Surgical robot challenge
Students in the Department of Automatic Control and Systems Engineering were tasked with designing and building a simulated surgical robot.
Assessments and modules may change before you start your course. This is an example of the assessment for this module but tasks may change each year to improve your experience.
Second year students were set a challenge to design and build a robot that could perform tasks similar to those being used in robotic surgery for the second year Mechatronics module.
With support from teaching staff, students needed to build a mobile robot with wheels and an arm, that could autonomously (without human intervention) carry out a number of tasks inside a robot arena designed to replicate a surgical theatre.
The first task for the robots was the surgical tool delivery, where the robot needed to pick up a tool (a whiteboard marker) from a stand, go through a tunnel, and insert the tool into one of a number of holes. After inserting the tool the robot needed to navigate back to its start position.

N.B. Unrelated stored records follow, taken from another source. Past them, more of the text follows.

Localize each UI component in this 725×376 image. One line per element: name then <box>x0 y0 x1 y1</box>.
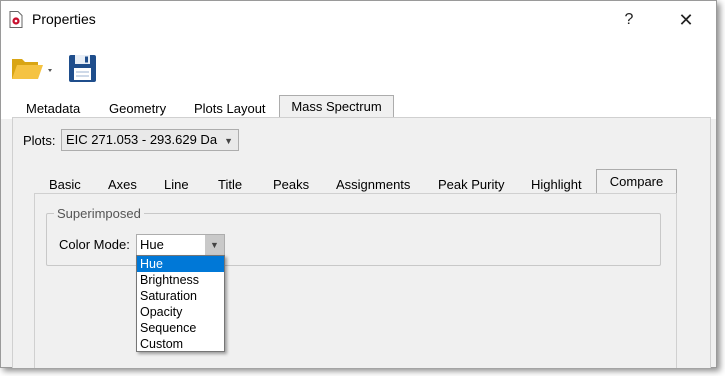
superimposed-group-title: Superimposed <box>54 206 144 221</box>
help-button[interactable]: ? <box>614 7 644 33</box>
tab-plots-layout[interactable]: Plots Layout <box>194 99 266 119</box>
plots-select[interactable]: EIC 271.053 - 293.629 Da ▼ <box>61 129 239 151</box>
subtab-peaks[interactable]: Peaks <box>273 175 309 195</box>
tab-mass-spectrum[interactable]: Mass Spectrum <box>279 95 394 119</box>
chevron-down-icon[interactable]: ▼ <box>205 235 224 255</box>
chevron-down-icon: ▼ <box>224 136 233 146</box>
color-mode-value: Hue <box>140 237 164 252</box>
tab-metadata[interactable]: Metadata <box>26 99 80 119</box>
subtab-highlight[interactable]: Highlight <box>531 175 582 195</box>
subtab-peak-purity[interactable]: Peak Purity <box>438 175 504 195</box>
floppy-save-icon <box>67 55 99 87</box>
subtab-compare[interactable]: Compare <box>596 169 677 194</box>
open-folder-icon <box>11 59 57 86</box>
toolbar <box>1 39 716 95</box>
save-button[interactable] <box>67 52 99 84</box>
color-mode-label: Color Mode: <box>59 237 130 252</box>
title-bar: Properties ? ✕ <box>1 1 716 39</box>
plots-select-value: EIC 271.053 - 293.629 Da <box>66 132 218 147</box>
option-opacity[interactable]: Opacity <box>137 304 224 320</box>
option-sequence[interactable]: Sequence <box>137 320 224 336</box>
subtab-line[interactable]: Line <box>164 175 189 195</box>
subtab-basic[interactable]: Basic <box>49 175 81 195</box>
option-hue[interactable]: Hue <box>137 256 224 272</box>
option-brightness[interactable]: Brightness <box>137 272 224 288</box>
color-mode-select[interactable]: Hue ▼ <box>136 234 225 256</box>
main-tab-bar: Metadata Geometry Plots Layout Mass Spec… <box>1 95 716 119</box>
option-custom[interactable]: Custom <box>137 336 224 352</box>
subtab-axes[interactable]: Axes <box>108 175 137 195</box>
window-title: Properties <box>32 11 96 27</box>
option-saturation[interactable]: Saturation <box>137 288 224 304</box>
open-button[interactable] <box>11 53 57 83</box>
subtab-assignments[interactable]: Assignments <box>336 175 410 195</box>
color-mode-dropdown-list: Hue Brightness Saturation Opacity Sequen… <box>136 255 225 352</box>
plots-label: Plots: <box>23 133 56 148</box>
app-document-icon <box>9 11 23 28</box>
tab-geometry[interactable]: Geometry <box>109 99 166 119</box>
close-button[interactable]: ✕ <box>671 7 701 33</box>
subtab-title[interactable]: Title <box>218 175 242 195</box>
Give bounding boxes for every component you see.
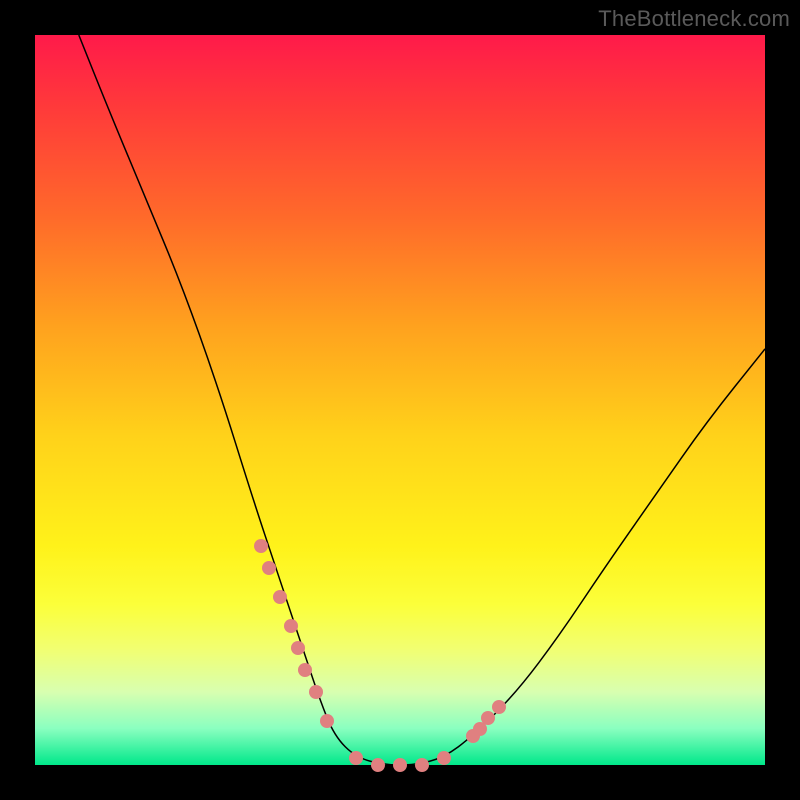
data-point <box>492 700 506 714</box>
data-point <box>437 751 451 765</box>
data-point <box>284 619 298 633</box>
data-point <box>273 590 287 604</box>
watermark-text: TheBottleneck.com <box>598 6 790 32</box>
data-point <box>291 641 305 655</box>
data-point <box>393 758 407 772</box>
data-point <box>298 663 312 677</box>
data-point <box>349 751 363 765</box>
chart-area <box>35 35 765 765</box>
data-point <box>309 685 323 699</box>
data-point <box>320 714 334 728</box>
data-point <box>262 561 276 575</box>
data-point <box>415 758 429 772</box>
bottleneck-curve <box>79 35 765 765</box>
data-point <box>481 711 495 725</box>
curve-layer <box>35 35 765 765</box>
data-point <box>371 758 385 772</box>
data-point <box>254 539 268 553</box>
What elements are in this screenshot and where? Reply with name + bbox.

The second task was the robots needed to simulate an incision on the body of the patient. Starting with the tool (white board marker), the student’s robots needed to travel to a vertically standing whiteboard marker and draw a shape on a target area. The more accurate shape within the target area, the higher the score.
As well as accuracy and ability to perform the tasks, robot devices were scored for speed and how many times the tasks were completed in a given time.
As well as the demonstration, students were expected to complete a final report on their robot. The report would justify the decisions the group took in designing their robot and describe the final specifications with respect to the mechanical and electronic design, the control algorithms programmed to perform the tasks, how reliable and accurate the robot performed and a reflection on what they would have done differently.
As well as technical engineering skills, students needed to show excellent project management skills to plan, design and purchase the components needed to build their robot, and collaborate efficiently.
Students said that the module assignment put into practice what they've learnt from other modules. That the challenges faced to build and control the robots for the challenge enabled them to experience what real-world robotic and control engineering is like.
The Mechatronics module is led by Dr Dana Damian and Dr Shuhei Miyashita. Both these staff carry out ground-breaking biomedical robotics and microrobotic research.